Robotic Part Handling for Unstructured Industrial Applications, 10-R8301
Inclusive Dates: 04/01/12 – 03/01/13
Background — Recent developments in 3D sensor technologies, adaptive robotic grippers and advanced perception and planning algorithms are rapidly advancing the use of robots in complex and dynamic environments. Traditional industrial application of robots requires that parts be precisely located using dedicated fixtures so that there is little uncertainty in the location of the workpiece and condition of the workspace. More advanced industrial robotic systems use 2D or 3D vision sensing to handle minor variations in part locations. However, there are large classes of problems where high part variability or dynamic environments prohibit rigid fixturing methods and confound commercially available vision solutions. An example application is sorting residential recyclables, where there is an almost infinite variability of parts to be manipulated. Aerospace manufacturing is another market that is challenged by high-mix, low-volume processes.
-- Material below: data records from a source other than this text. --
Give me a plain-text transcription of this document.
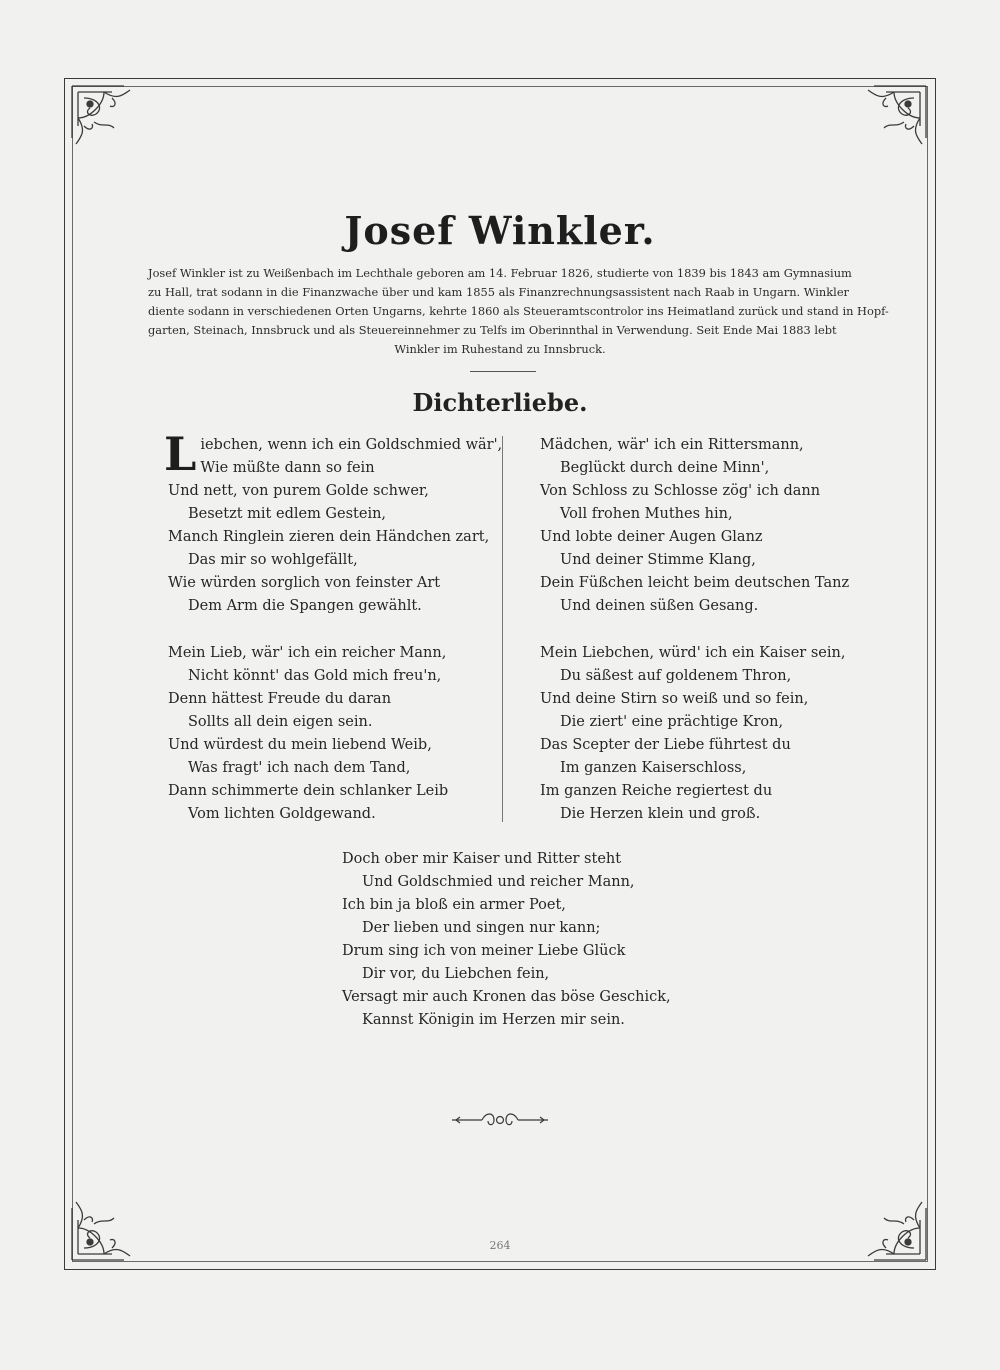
Josef Winkler.
Josef Winkler ist zu Weißenbach im Lechthale geboren am 14. Februar 1826, studierte von 1839 bis 1843 am Gymnasium
zu Hall, trat sodann in die Finanzwache über und kam 1855 als Finanzrechnungsassistent nach Raab in Ungarn. Winkler
diente sodann in verschiedenen Orten Ungarns, kehrte 1860 als Steueramtscontrolor ins Heimatland zurück und stand in Hopf-
garten, Steinach, Innsbruck und als Steuereinnehmer zu Telfs im Oberinnthal in Verwendung. Seit Ende Mai 1883 lebt
Winkler im Ruhestand zu Innsbruck.
Dichterliebe.
L iebchen, wenn ich ein Goldschmied wär',
Wie müßte dann so fein
Und nett, von purem Golde schwer,
Besetzt mit edlem Gestein,
Manch Ringlein zieren dein Händchen zart,
Das mir so wohlgefällt,
Wie würden sorglich von feinster Art
Dem Arm die Spangen gewählt.
Mein Lieb, wär' ich ein reicher Mann,
Nicht könnt' das Gold mich freu'n,
Denn hättest Freude du daran
Sollts all dein eigen sein.
Und würdest du mein liebend Weib,
Was fragt' ich nach dem Tand,
Dann schimmerte dein schlanker Leib
Vom lichten Goldgewand.
Mädchen, wär' ich ein Rittersmann,
Beglückt durch deine Minn',
Von Schloss zu Schlosse zög' ich dann
Voll frohen Muthes hin,
Und lobte deiner Augen Glanz
Und deiner Stimme Klang,
Dein Füßchen leicht beim deutschen Tanz
Und deinen süßen Gesang.
Mein Liebchen, würd' ich ein Kaiser sein,
Du säßest auf goldenem Thron,
Und deine Stirn so weiß und so fein,
Die ziert' eine prächtige Kron,
Das Scepter der Liebe führtest du
Im ganzen Kaiserschloss,
Im ganzen Reiche regiertest du
Die Herzen klein und groß.
Doch ober mir Kaiser und Ritter steht
Und Goldschmied und reicher Mann,
Ich bin ja bloß ein armer Poet,
Der lieben und singen nur kann;
Drum sing ich von meiner Liebe Glück
Dir vor, du Liebchen fein,
Versagt mir auch Kronen das böse Geschick,
Kannst Königin im Herzen mir sein.
264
Approach — SwRI is the founder of an open-source software framework for industrial robotics called ROS-Industrial that builds upon the work of the huge community of robotic researchers using the Robot Operating System (ROS). The current research is extending the ROS-Industrial program through investigation of perception, motion planning and grasp planning methods to address unstructured manipulation. Specifically, PrimeSense structured light sensors are used for colorized, 3D-range image acquisition. Object recognition and pose estimation algorithms have been developed that use the color 3D data to identify objects in cluttered environments. Both vacuum and adaptive finger grippers were employed for grasping. Motion planning objectives included generating efficient and collision-free motion even in dynamic or complex scenes.
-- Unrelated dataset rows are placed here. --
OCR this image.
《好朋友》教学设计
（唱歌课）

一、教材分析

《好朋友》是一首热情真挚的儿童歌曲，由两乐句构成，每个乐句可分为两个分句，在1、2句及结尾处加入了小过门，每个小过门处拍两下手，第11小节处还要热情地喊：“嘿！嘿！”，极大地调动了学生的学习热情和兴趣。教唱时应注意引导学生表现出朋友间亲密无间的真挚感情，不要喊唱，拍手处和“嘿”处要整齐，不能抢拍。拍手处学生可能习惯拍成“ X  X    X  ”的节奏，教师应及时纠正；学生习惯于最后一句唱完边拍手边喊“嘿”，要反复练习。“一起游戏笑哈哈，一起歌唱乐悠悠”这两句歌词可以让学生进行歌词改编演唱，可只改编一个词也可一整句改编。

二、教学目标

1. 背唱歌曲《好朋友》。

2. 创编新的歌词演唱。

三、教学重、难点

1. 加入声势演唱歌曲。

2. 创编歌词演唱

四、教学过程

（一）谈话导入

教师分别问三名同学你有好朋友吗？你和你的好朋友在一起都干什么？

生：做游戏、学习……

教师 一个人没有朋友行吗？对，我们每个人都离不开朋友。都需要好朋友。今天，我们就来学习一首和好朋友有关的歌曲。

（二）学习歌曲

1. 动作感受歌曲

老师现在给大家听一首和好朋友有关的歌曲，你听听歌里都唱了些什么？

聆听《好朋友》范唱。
Accomplishments — For relatively simple geometric objects, bin picking was successfully demonstrated, including cases where multiple classes of objects were randomly sorted. For more complex objects types, typical of those in manufacturing operations, multiple algorithms were developed and tested for object segmentation and pose estimation. Depending on the optical characteristics of the object and the environment, the algorithms used shape cues, color cues, image texture cues or combinations of the three. For highly cluttered scenes, heuristics were developed to singulate parts so that recognition algorithms could be more effectively applied. The results show that certain classes of problems are tractable for industrial application, especially those where parts have salient optical or geometric features. Each application poses unique challenges that must be considered for perception and grasping solutions.